The Lie That Teachers Tell

The Lie That Teachers Tell 2014-08-22T15:50:24-05:00
“We love #3 and want him to learn and succeed just as much as you do.”
I’ve lost count of how many times I’ve been told this during this school year.  It is the stock answer to any complaint I make, on the rare occasion that someone actually replies.  I didn’t believe it at the beginning of the year, and now it’s just starting to p*** me off.
Here’s the reality:
I have a child with an anxiety disorder.  The disorder manifests itself in his chewing of hard substances.  It doesn’t matter to him whether these items are food or not.  He has been hospitalized for this.  It is a well-documented fact of his life, a fact of which the school district was made aware 3 1/2 months prior to his starting school.  We offered an easy remedy, ice.  His preferred thing to crunch and chew is ice.  We spoke with his teachers the day before school began and were promised that he would have it at all times.  We breathed a sigh of relief and believed them.  We were wrong to do so.
At the end of October, I got a frantic call from the school nurse.  My son had eaten the erasers and metal deals off of seven pencils.   He was never given the promised ice.  We should have checked up on him.  We were naive.  The Computer Guy and I live in a world where people give their word and mean it.  His teacher promised ice.  We had no reason to doubt her.  Except for the fact that she lied.
Once his health had already been put in jeopardy, I was told all of the “reasons” why she never followed through…they boil down to she didn’t want to mess with it.  Without an IEP in place, she wasn’t legally required to provide this basic safeguard for our son, so she chose to risk his life in the name of convenience.  It took a threat of legal action, numerous phone calls, and emails to the state superintendent of schools to get him temporary permission for a cup of ice.  In order to make it permanent, we have to have 2 meetings, a letter from his psychologist, letters from both of his MD’s, and be able to prove that not having it would be an impediment to learning.  Who knew that ICE was a controlled substance?
Everyone I speak to on the phone gives me the same lie, “You need to remember, Mrs Frech, that we care about his health and safety just as much as you do.”  

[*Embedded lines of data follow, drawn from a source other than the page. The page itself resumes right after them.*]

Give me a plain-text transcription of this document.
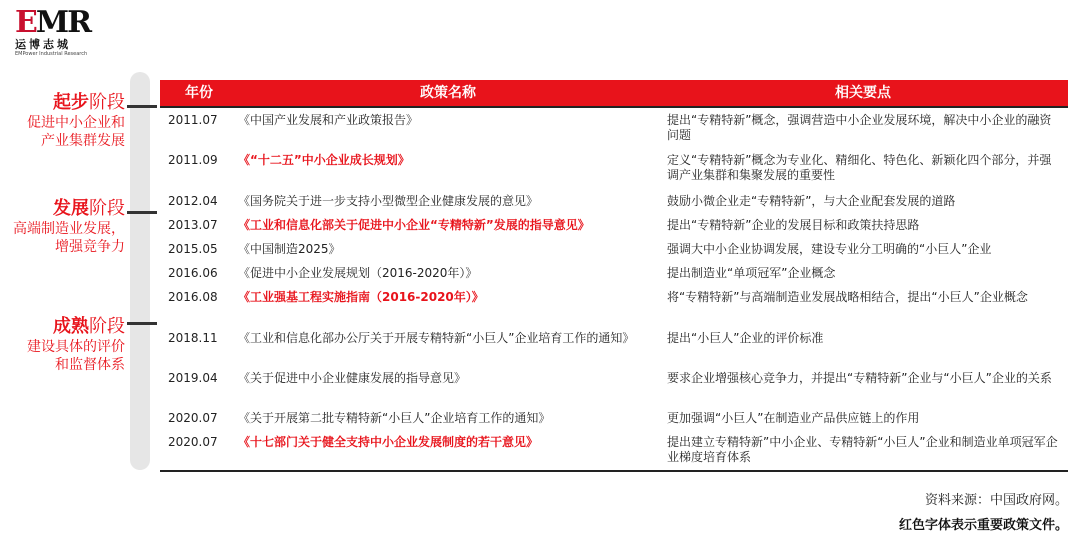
EMR
运博志城
EMPower Industrial Research
起步阶段
促进中小企业和
产业集群发展
发展阶段
高端制造业发展，
增强竞争力
成熟阶段
建设具体的评价
和监督体系
年份	政策名称	相关要点
2011.07	《中国产业发展和产业政策报告》	提出“专精特新”概念，强调营造中小企业发展环境，解决中小企业的融资问题
2011.09	《“十二五”中小企业成长规划》	定义“专精特新”概念为专业化、精细化、特色化、新颖化四个部分，并强调产业集群和集聚发展的重要性
2012.04	《国务院关于进一步支持小型微型企业健康发展的意见》	鼓励小微企业走“专精特新”，与大企业配套发展的道路
2013.07	《工业和信息化部关于促进中小企业“专精特新”发展的指导意见》	提出“专精特新”企业的发展目标和政策扶持思路
2015.05	《中国制造2025》	强调大中小企业协调发展，建设专业分工明确的“小巨人”企业
2016.06	《促进中小企业发展规划（2016-2020年）》	提出制造业“单项冠军”企业概念
2016.08	《工业强基工程实施指南（2016-2020年）》	将“专精特新”与高端制造业发展战略相结合，提出“小巨人”企业概念
2018.11	《工业和信息化部办公厅关于开展专精特新“小巨人”企业培育工作的通知》	提出“小巨人”企业的评价标准
2019.04	《关于促进中小企业健康发展的指导意见》	要求企业增强核心竞争力，并提出“专精特新”企业与“小巨人”企业的关系
2020.07	《关于开展第二批专精特新“小巨人”企业培育工作的通知》	更加强调“小巨人”在制造业产品供应链上的作用
2020.07	《十七部门关于健全支持中小企业发展制度的若干意见》	提出建立专精特新”中小企业、专精特新“小巨人”企业和制造业单项冠军企业梯度培育体系
资料来源：中国政府网。
红色字体表示重要政策文件。
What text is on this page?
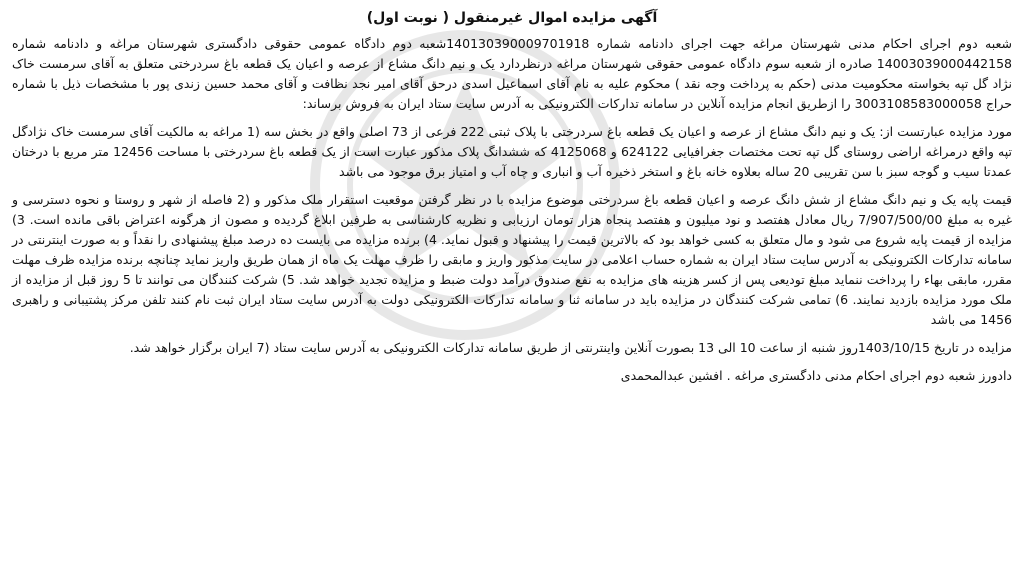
آگهی مزایده اموال غیرمنقول ( نوبت اول)

شعبه دوم اجرای احکام مدنی شهرستان مراغه جهت اجرای دادنامه شماره 140130390009701918شعبه دوم دادگاه عمومی حقوقی دادگستری شهرستان مراغه و دادنامه شماره 14003039000442158 صادره از شعبه سوم دادگاه عمومی حقوقی شهرستان مراغه درنظردارد یک و نیم دانگ مشاع از عرصه و اعیان یک قطعه باغ سردرختی متعلق به آقای سرمست خاک نژاد گل تپه بخواسته محکومیت مدنی (حکم به پرداخت وجه نقد ) محکوم علیه به نام آقای اسماعیل اسدی درحق آقای امیر نجد نظافت و آقای محمد حسین زندی پور با مشخصات ذیل با شماره حراج 3003108583000058 را ازطریق انجام مزایده آنلاین در سامانه تدارکات الکترونیکی به آدرس سایت ستاد ایران به فروش برساند:

مورد مزایده عبارتست از: یک و نیم دانگ مشاع از عرصه و اعیان یک قطعه باغ سردرختی با پلاک ثبتی 222 فرعی از 73 اصلی واقع در بخش سه (1 مراغه به مالکیت آقای سرمست خاک نژادگل تپه واقع درمراغه اراضی روستای گل تپه تحت مختصات جغرافیایی 624122 و 4125068 که ششدانگ پلاک مذکور عبارت است از یک قطعه باغ سردرختی با مساحت 12456 متر مربع با درختان عمدتا سیب و گوجه سبز با سن تقریبی 20 ساله بعلاوه خانه باغ و استخر ذخیره آب و انباری و چاه آب و امتیاز برق موجود می باشد

قیمت پایه یک و نیم دانگ مشاع از شش دانگ عرصه و اعیان قطعه باغ سردرختی موضوع مزایده با در نظر گرفتن موقعیت استقرار ملک مذکور و (2 فاصله از شهر و روستا و نحوه دسترسی و غیره به مبلغ 7/907/500/00 ریال معادل هفتصد و نود میلیون و هفتصد پنجاه هزار تومان ارزیابی و نظریه کارشناسی به طرفین ابلاغ گردیده و مصون از هرگونه اعتراض باقی مانده است. 3) مزایده از قیمت پایه شروع می شود و مال متعلق به کسی خواهد بود که بالاترین قیمت را پیشنهاد و قبول نماید. 4) برنده مزایده می بایست ده درصد مبلغ پیشنهادی را نقداً و به صورت اینترنتی در سامانه تدارکات الکترونیکی به آدرس سایت ستاد ایران به شماره حساب اعلامی در سایت مذکور واریز و مابقی را ظرف مهلت یک ماه از همان طریق واریز نماید چنانچه برنده مزایده ظرف مهلت مقرر، مابقی بهاء را پرداخت ننماید مبلغ تودیعی پس از کسر هزینه های مزایده به نفع صندوق درآمد دولت ضبط و مزایده تجدید خواهد شد. 5) شرکت کنندگان می توانند تا 5 روز قبل از مزایده از ملک مورد مزایده بازدید نمایند. 6) تمامی شرکت کنندگان در مزایده باید در سامانه ثنا و سامانه تدارکات الکترونیکی دولت به آدرس سایت ستاد ایران ثبت نام کنند تلفن مرکز پشتیبانی و راهبری 1456 می باشد

مزایده در تاریخ 1403/10/15روز شنبه از ساعت 10 الی 13 بصورت آنلاین واینترنتی از طریق سامانه تدارکات الکترونیکی به آدرس سایت ستاد (7 ایران برگزار خواهد شد.

دادورز شعبه دوم اجرای احکام مدنی دادگستری مراغه . افشین عبدالمحمدی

He is struggling in school.  He has significant learning disabilities including dyslexia and double vision.  Colored overlays help.  Printing worksheets on colored paper help.  Printing things large with space around them to compensate for the overlap caused by double vision help.  The schools know.  The teachers know.  The director of Special Services knows.  He gets none of this.  There is no IEP in place yet, so they are not legally required to hand him a piece of blue plastic to help him read, so they don’t.  Even though I’ve brought them one.  Even though I’ve provided enough blue paper for the whole class.  Even though he’s failing every subject.  They’re not legally required and so they don’t.  Helping him learn is a bother and an inconvenience.
When I can actually get hold of someone on the phone or in person they lie to me and say, “You need to remember, Mrs Frech, that we want him to succeed in school and to learn just as much as you do.”
I’m offended by the lie.  They do not care for his safety and his education as much as I do.  If they did, his teacher would , come in an hour early, stay 2 hours late, talk him through every math problem, coach him through his handwriting, and just help him every step of the way.  They don’t, which is okay.  I don’t ask them to do this for him.  It’s my job because I’m his mom, but if they’re not willing to do it, then they do not want it just as much as I do.  
The truth (and I’m not sure why they don’t just state it out loud, because I have no problem with the truth) is that this is a job for them.  Teaching my son is their job.  His teacher went to college and majored in education for whatever her reason was.  She might like children, think she’s good at teaching, want the summers off….I don’t really care what the motivation was.  She goes to the school every day and attempts to teach 28 third graders because it is what she gets paid to do.  She doesn’t want to jump through extra hoops because they are a pain in her a** and she’d rather not unless she has to.  That’s fine with me, just be up front about it.  I would have kept him home until this semester was over and the IEP was in place.  We would not have begun this adventure without it.

Parents need to be told the truth and not pretty-sounding lies.  If they had just said to us “We will teach him if we can.  We will do the minimum (in our opinion) required to keep him safe. We will help him all we can as long as it’s not an imposition on our time and we feel like it that day.  We will do nothing more unless you come with a lawyer, a court order, and copious amounts of medical records.”  His father and I would have given them whatever they asked.  Because to us he’s not a bother or an imposition.  There is nothing too great for me to provide it for him.  There are no obstacles I won’t master in pursuit of his best interests.  I would give everything that I am and have to help him thrive, learn and succeed.  If they can’t, won’t or unwilling to meet that high bar…then they should stop lying to me.  Until they are honest with me, we’re not on the same team.  We’re adversaries, just as they seem to want us to be.